Even though growth in world oil demand will accelerate to 1.4 million barrels a day in 2020, it will be eclipsed by a 2.3 million barrel-a-day surge in output, as the ongoing boom in U.S. shale is augmented by new fields in Brazil, Norway and Canada.
As a result, the world will need significantly less crude from the Organization of Petroleum Exporting Countries, the IEA, which advises most major economies, predicted in its monthly report on Friday. Though Saudi Arabia and its allies have been deliberately cutting supply this year, and political crises have crushed exports from Venezuela and Iran, OPEC is pumping much more oil than will be required in 2020.
“A clear message from our first look at 2020 is that there is plenty of non-OPEC supply growth available to meet any likely level of demand, assuming no major geopolitical shock,” said the Paris-based IEA. “This is welcome news for consumers and the wider health of the currently vulnerable global economy, as it will limit significant upward pressure on oil prices.”
Oil in New York moved into a bear market last week and Brent sunk below $60 a barrel in London for the first time since January on concern that a slowdown in the global economy — exacerbated by the ongoing trade war between the U.S. and China — will hurt fuel consumption around the world. OPEC will meet in the coming weeks to decide its response.
The IEA report showed that the fears about demand are coming to fruition.
Global oil demand grew by 300,000 barrels a day during the first quarter, the weakest since 2011, as developing nations only just offset a drop in developed economies. The agency lowered growth estimates for 2019 as a whole for a second consecutive month, by 100,000 barrels a day.
For the rest of this year and into 2020, however, the IEA expects that demand will pick up markedly, averaging 1.2% in 2019 as a whole and 1.4% next year. That rebound assumes some progress in the trade stand-off between the U.S. and China, it said.
Even with its optimistic outlook for the economy, the agency sees growth in oil consumption being drowned by new supplies next year.
About half of the supply expansion will be provided by the U.S., which has been transformed by the fracking boom in Texas and North Dakota into the world’s biggest crude producer. But unlike in previous years, growth in America is being supplemented by significant gains elsewhere, such as in Norway and Brazil.
That may make for painful reading for the Saudis and other OPEC nations, who together pump 40% of the world’s oil.

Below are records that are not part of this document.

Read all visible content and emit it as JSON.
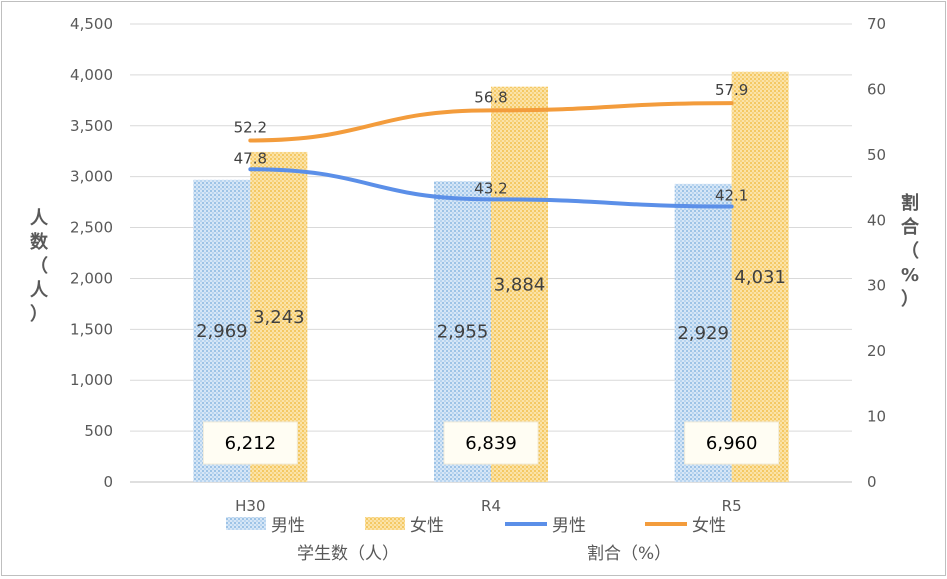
{
  "chart_data": {
    "type": "bar",
    "categories": [
      "H30",
      "R4",
      "R5"
    ],
    "series": [
      {
        "name": "男性",
        "kind": "bar",
        "axis": "left",
        "values": [
          2969,
          2955,
          2929
        ],
        "labels": [
          "2,969",
          "2,955",
          "2,929"
        ],
        "color": "#9DC3E6"
      },
      {
        "name": "女性",
        "kind": "bar",
        "axis": "left",
        "values": [
          3243,
          3884,
          4031
        ],
        "labels": [
          "3,243",
          "3,884",
          "4,031"
        ],
        "color": "#F4C862"
      },
      {
        "name": "男性",
        "kind": "line",
        "axis": "right",
        "values": [
          47.8,
          43.2,
          42.1
        ],
        "labels": [
          "47.8",
          "43.2",
          "42.1"
        ],
        "color": "#5B8FE8"
      },
      {
        "name": "女性",
        "kind": "line",
        "axis": "right",
        "values": [
          52.2,
          56.8,
          57.9
        ],
        "labels": [
          "52.2",
          "56.8",
          "57.9"
        ],
        "color": "#F39C3C"
      }
    ],
    "totals": [
      "6,212",
      "6,839",
      "6,960"
    ],
    "ylabel": "人数（人）",
    "y2label": "割合（%）",
    "ylim": [
      0,
      4500
    ],
    "y2lim": [
      0,
      70
    ],
    "yticks": [
      "0",
      "500",
      "1,000",
      "1,500",
      "2,000",
      "2,500",
      "3,000",
      "3,500",
      "4,000",
      "4,500"
    ],
    "y2ticks": [
      "0",
      "10",
      "20",
      "30",
      "40",
      "50",
      "60",
      "70"
    ],
    "grid": true,
    "legend_position": "bottom",
    "legend_groups": [
      "学生数（人）",
      "割合（%）"
    ]
  }
}
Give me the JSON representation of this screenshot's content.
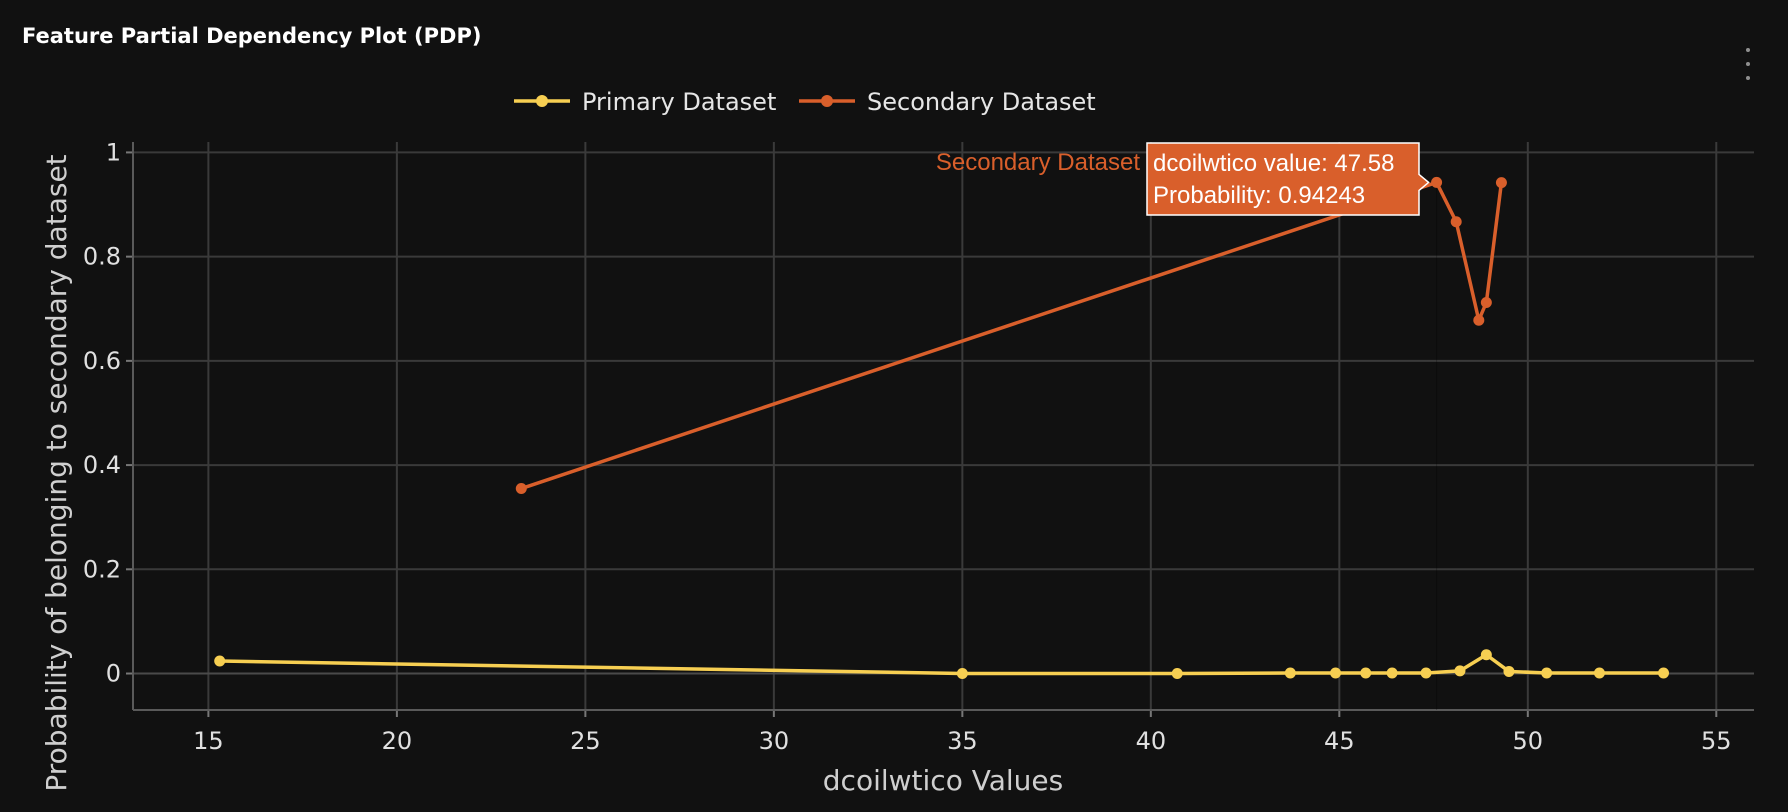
{
  "panel": {
    "title": "Feature Partial Dependency Plot (PDP)",
    "menu_icon": "vertical-ellipsis-icon"
  },
  "colors": {
    "background": "#111111",
    "grid": "#3a3a3a",
    "primary": "#f7cf52",
    "secondary": "#d95f2b"
  },
  "chart_data": {
    "type": "line",
    "title": "",
    "xlabel": "dcoilwtico Values",
    "ylabel": "Probability of belonging to secondary dataset",
    "xlim": [
      13,
      56
    ],
    "ylim": [
      -0.07,
      1.02
    ],
    "x_ticks": [
      15,
      20,
      25,
      30,
      35,
      40,
      45,
      50,
      55
    ],
    "y_ticks": [
      0,
      0.2,
      0.4,
      0.6,
      0.8,
      1
    ],
    "grid": true,
    "legend_position": "top-center",
    "series": [
      {
        "name": "Primary Dataset",
        "color": "#f7cf52",
        "x": [
          15.3,
          35.0,
          40.7,
          43.7,
          44.9,
          45.7,
          46.4,
          47.3,
          48.2,
          48.9,
          49.5,
          50.5,
          51.9,
          53.6
        ],
        "y": [
          0.024,
          0.0,
          0.0,
          0.001,
          0.001,
          0.001,
          0.001,
          0.001,
          0.005,
          0.036,
          0.004,
          0.001,
          0.001,
          0.001
        ]
      },
      {
        "name": "Secondary Dataset",
        "color": "#d95f2b",
        "x": [
          23.3,
          47.58,
          48.1,
          48.7,
          48.9,
          49.3
        ],
        "y": [
          0.355,
          0.94243,
          0.867,
          0.678,
          0.712,
          0.942
        ]
      }
    ],
    "hover": {
      "series_label": "Secondary Dataset",
      "line1": "dcoilwtico value: 47.58",
      "line2": "Probability: 0.94243",
      "point_x": 47.58,
      "point_y": 0.94243
    }
  }
}
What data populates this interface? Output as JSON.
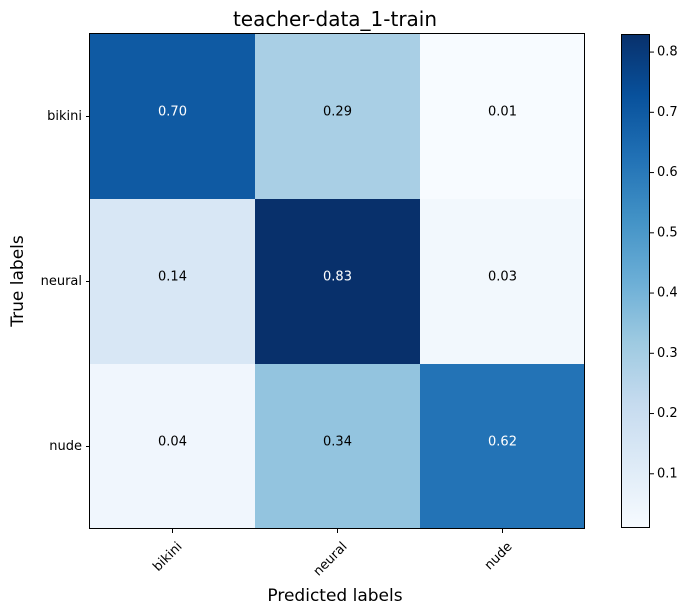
{
  "chart_data": {
    "type": "heatmap",
    "title": "teacher-data_1-train",
    "xlabel": "Predicted labels",
    "ylabel": "True labels",
    "x_categories": [
      "bikini",
      "neural",
      "nude"
    ],
    "y_categories": [
      "bikini",
      "neural",
      "nude"
    ],
    "values": [
      [
        0.7,
        0.29,
        0.01
      ],
      [
        0.14,
        0.83,
        0.03
      ],
      [
        0.04,
        0.34,
        0.62
      ]
    ],
    "value_labels": [
      [
        "0.70",
        "0.29",
        "0.01"
      ],
      [
        "0.14",
        "0.83",
        "0.03"
      ],
      [
        "0.04",
        "0.34",
        "0.62"
      ]
    ],
    "colormap": "Blues",
    "colorbar": {
      "range": [
        0.01,
        0.83
      ],
      "ticks": [
        0.1,
        0.2,
        0.3,
        0.4,
        0.5,
        0.6,
        0.7,
        0.8
      ],
      "tick_labels": [
        "0.1",
        "0.2",
        "0.3",
        "0.4",
        "0.5",
        "0.6",
        "0.7",
        "0.8"
      ]
    },
    "x_tick_rotation_deg": 45,
    "grid": false
  }
}
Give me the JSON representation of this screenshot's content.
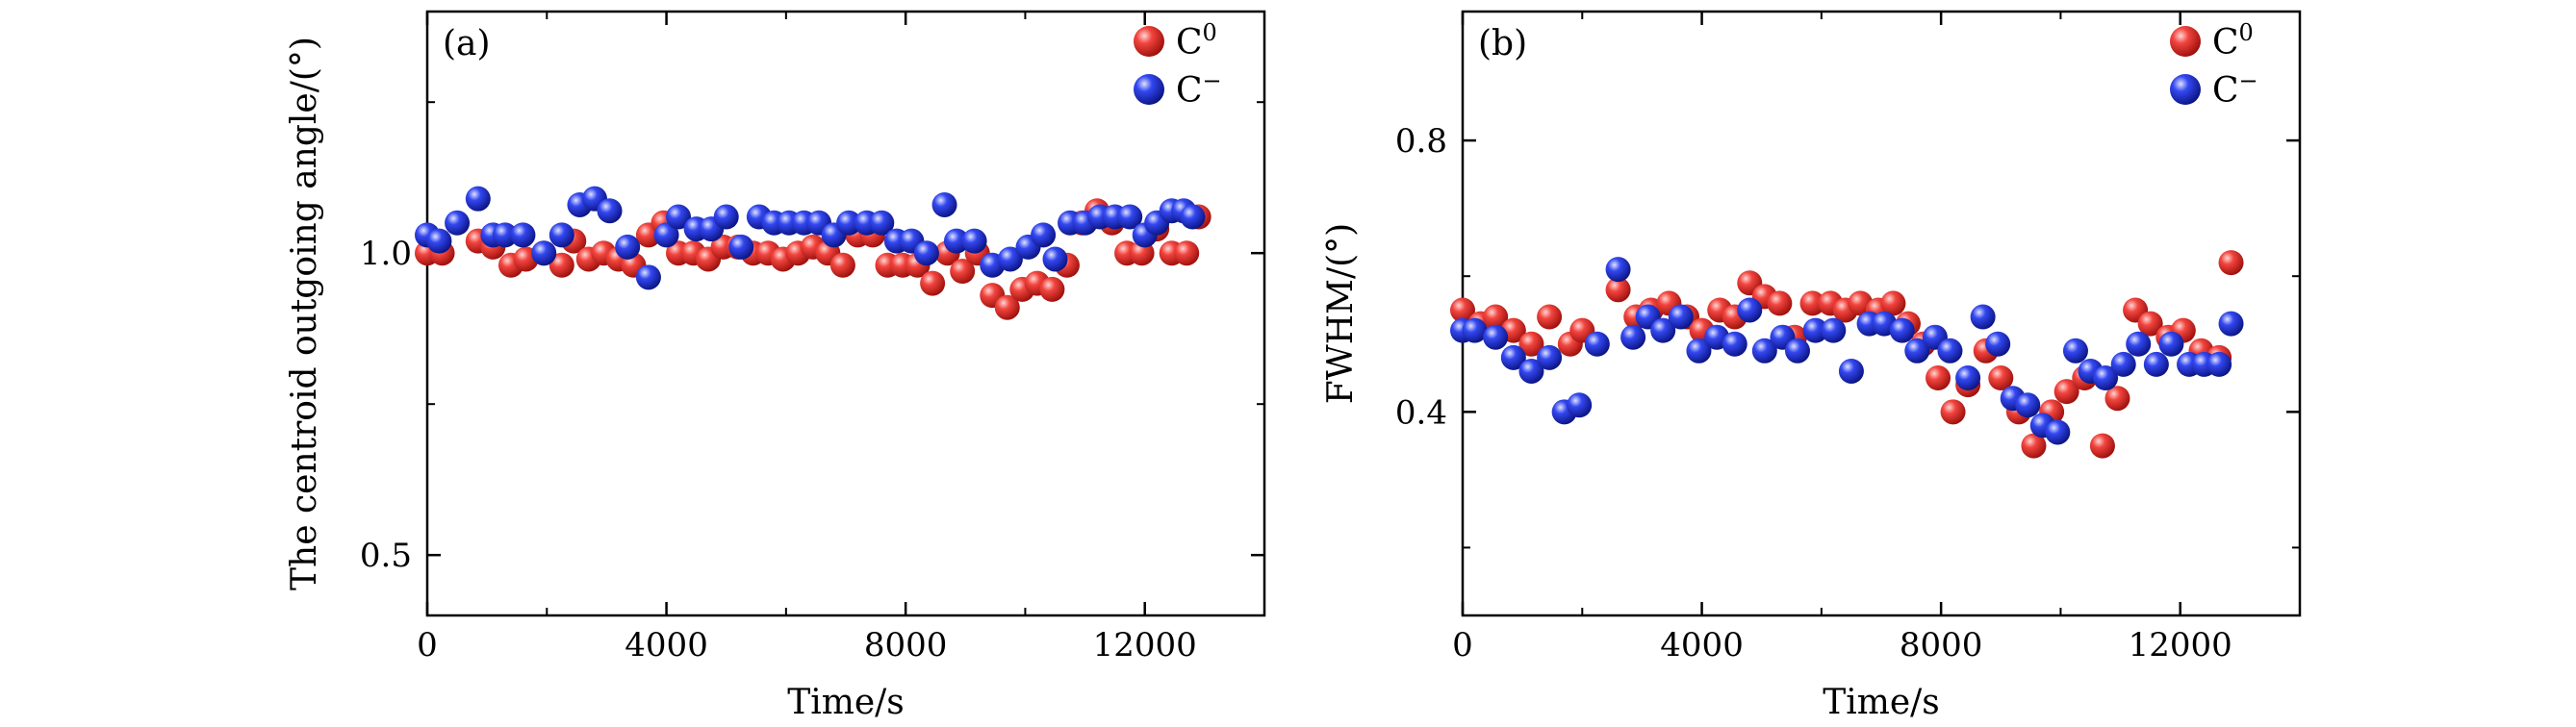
{
  "colors": {
    "c0": "#e8221e",
    "cminus": "#1f2fd8"
  },
  "chart_data": [
    {
      "type": "scatter",
      "panel_label": "(a)",
      "title": "",
      "xlabel": "Time/s",
      "ylabel": "The centroid outgoing angle/(°)",
      "xlim": [
        0,
        14000
      ],
      "ylim": [
        0.4,
        1.4
      ],
      "xticks": [
        0,
        4000,
        8000,
        12000
      ],
      "xtick_labels": [
        "0",
        "4000",
        "8000",
        "12000"
      ],
      "yticks": [
        0.5,
        1.0
      ],
      "ytick_labels": [
        "0.5",
        "1.0"
      ],
      "legend": {
        "position": "top-right",
        "entries": [
          {
            "series": "C0",
            "base": "C",
            "sup": "0"
          },
          {
            "series": "C-",
            "base": "C",
            "sup": "−"
          }
        ]
      },
      "series": [
        {
          "name": "C0",
          "x": [
            0,
            250,
            850,
            1100,
            1400,
            1650,
            1950,
            2250,
            2450,
            2700,
            2950,
            3200,
            3450,
            3700,
            3950,
            4200,
            4450,
            4700,
            4950,
            5200,
            5450,
            5700,
            5950,
            6200,
            6450,
            6700,
            6950,
            7200,
            7450,
            7700,
            7950,
            8200,
            8450,
            8700,
            8950,
            9200,
            9450,
            9700,
            9950,
            10200,
            10450,
            10700,
            10950,
            11200,
            11450,
            11700,
            11950,
            12200,
            12450,
            12700,
            12900
          ],
          "y": [
            1.0,
            1.0,
            1.02,
            1.01,
            0.98,
            0.99,
            1.0,
            0.98,
            1.02,
            0.99,
            1.0,
            0.99,
            0.98,
            1.03,
            1.05,
            1.0,
            1.0,
            0.99,
            1.01,
            1.01,
            1.0,
            1.0,
            0.99,
            1.0,
            1.01,
            1.0,
            0.98,
            1.03,
            1.03,
            0.98,
            0.98,
            0.98,
            0.95,
            1.0,
            0.97,
            1.0,
            0.93,
            0.91,
            0.94,
            0.95,
            0.94,
            0.98,
            1.05,
            1.07,
            1.05,
            1.0,
            1.0,
            1.04,
            1.0,
            1.0,
            1.06
          ]
        },
        {
          "name": "C-",
          "x": [
            0,
            200,
            500,
            850,
            1100,
            1300,
            1600,
            1950,
            2250,
            2550,
            2800,
            3050,
            3350,
            3700,
            4000,
            4200,
            4500,
            4750,
            5000,
            5250,
            5550,
            5800,
            6050,
            6300,
            6550,
            6800,
            7050,
            7350,
            7600,
            7850,
            8100,
            8350,
            8650,
            8850,
            9150,
            9450,
            9750,
            10050,
            10300,
            10500,
            10750,
            11000,
            11250,
            11500,
            11750,
            12000,
            12200,
            12450,
            12650,
            12800
          ],
          "y": [
            1.03,
            1.02,
            1.05,
            1.09,
            1.03,
            1.03,
            1.03,
            1.0,
            1.03,
            1.08,
            1.09,
            1.07,
            1.01,
            0.96,
            1.03,
            1.06,
            1.04,
            1.04,
            1.06,
            1.01,
            1.06,
            1.05,
            1.05,
            1.05,
            1.05,
            1.03,
            1.05,
            1.05,
            1.05,
            1.02,
            1.02,
            1.0,
            1.08,
            1.02,
            1.02,
            0.98,
            0.99,
            1.01,
            1.03,
            0.99,
            1.05,
            1.05,
            1.06,
            1.06,
            1.06,
            1.03,
            1.05,
            1.07,
            1.07,
            1.06
          ]
        }
      ]
    },
    {
      "type": "scatter",
      "panel_label": "(b)",
      "title": "",
      "xlabel": "Time/s",
      "ylabel": "FWHM/(°)",
      "xlim": [
        0,
        14000
      ],
      "ylim": [
        0.1,
        0.99
      ],
      "xticks": [
        0,
        4000,
        8000,
        12000
      ],
      "xtick_labels": [
        "0",
        "4000",
        "8000",
        "12000"
      ],
      "yticks": [
        0.4,
        0.8
      ],
      "ytick_labels": [
        "0.4",
        "0.8"
      ],
      "legend": {
        "position": "top-right",
        "entries": [
          {
            "series": "C0",
            "base": "C",
            "sup": "0"
          },
          {
            "series": "C-",
            "base": "C",
            "sup": "−"
          }
        ]
      },
      "series": [
        {
          "name": "C0",
          "x": [
            0,
            300,
            550,
            850,
            1150,
            1450,
            1800,
            2000,
            2600,
            2900,
            3150,
            3450,
            3750,
            4000,
            4300,
            4550,
            4800,
            5050,
            5300,
            5550,
            5850,
            6150,
            6400,
            6650,
            6950,
            7200,
            7450,
            7700,
            7950,
            8200,
            8450,
            8750,
            9000,
            9300,
            9550,
            9850,
            10100,
            10400,
            10700,
            10950,
            11250,
            11500,
            11800,
            12050,
            12350,
            12650,
            12850
          ],
          "y": [
            0.55,
            0.53,
            0.54,
            0.52,
            0.5,
            0.54,
            0.5,
            0.52,
            0.58,
            0.54,
            0.55,
            0.56,
            0.54,
            0.52,
            0.55,
            0.54,
            0.59,
            0.57,
            0.56,
            0.51,
            0.56,
            0.56,
            0.55,
            0.56,
            0.55,
            0.56,
            0.53,
            0.5,
            0.45,
            0.4,
            0.44,
            0.49,
            0.45,
            0.4,
            0.35,
            0.4,
            0.43,
            0.45,
            0.35,
            0.42,
            0.55,
            0.53,
            0.51,
            0.52,
            0.49,
            0.48,
            0.62
          ]
        },
        {
          "name": "C-",
          "x": [
            0,
            200,
            550,
            850,
            1150,
            1450,
            1700,
            1950,
            2250,
            2600,
            2850,
            3100,
            3350,
            3650,
            3950,
            4250,
            4550,
            4800,
            5050,
            5350,
            5600,
            5900,
            6200,
            6500,
            6800,
            7050,
            7350,
            7600,
            7900,
            8150,
            8450,
            8700,
            8950,
            9200,
            9450,
            9700,
            9950,
            10250,
            10500,
            10750,
            11050,
            11300,
            11600,
            11850,
            12150,
            12400,
            12650,
            12850
          ],
          "y": [
            0.52,
            0.52,
            0.51,
            0.48,
            0.46,
            0.48,
            0.4,
            0.41,
            0.5,
            0.61,
            0.51,
            0.54,
            0.52,
            0.54,
            0.49,
            0.51,
            0.5,
            0.55,
            0.49,
            0.51,
            0.49,
            0.52,
            0.52,
            0.46,
            0.53,
            0.53,
            0.52,
            0.49,
            0.51,
            0.49,
            0.45,
            0.54,
            0.5,
            0.42,
            0.41,
            0.38,
            0.37,
            0.49,
            0.46,
            0.45,
            0.47,
            0.5,
            0.47,
            0.5,
            0.47,
            0.47,
            0.47,
            0.53
          ]
        }
      ]
    }
  ]
}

The demand for their crude will slump for a third consecutive year, to 29.3 million barrels a day. That’s about 650,000 barrels a day less than the 14 OPEC nations pumped last month, when their supply was already significantly reduced as a result of a pact to restrain output, as well as by U.S. sanctions on Venezuela and Iran. Iran’s production fell to 2.4 million barrels a day, the lowest since the 1980s.
The organization and its allies are due to meet in the next few weeks to decide whether to keep going with their agreement to reduce output. Saudi Arabia, OPEC’s biggest member, has recommended persevering.
If OPEC reduces output next year to the levels the IEA considers necessary, production would be the lowest since 2003 — suggesting that its strategy to support oil markets has backfired.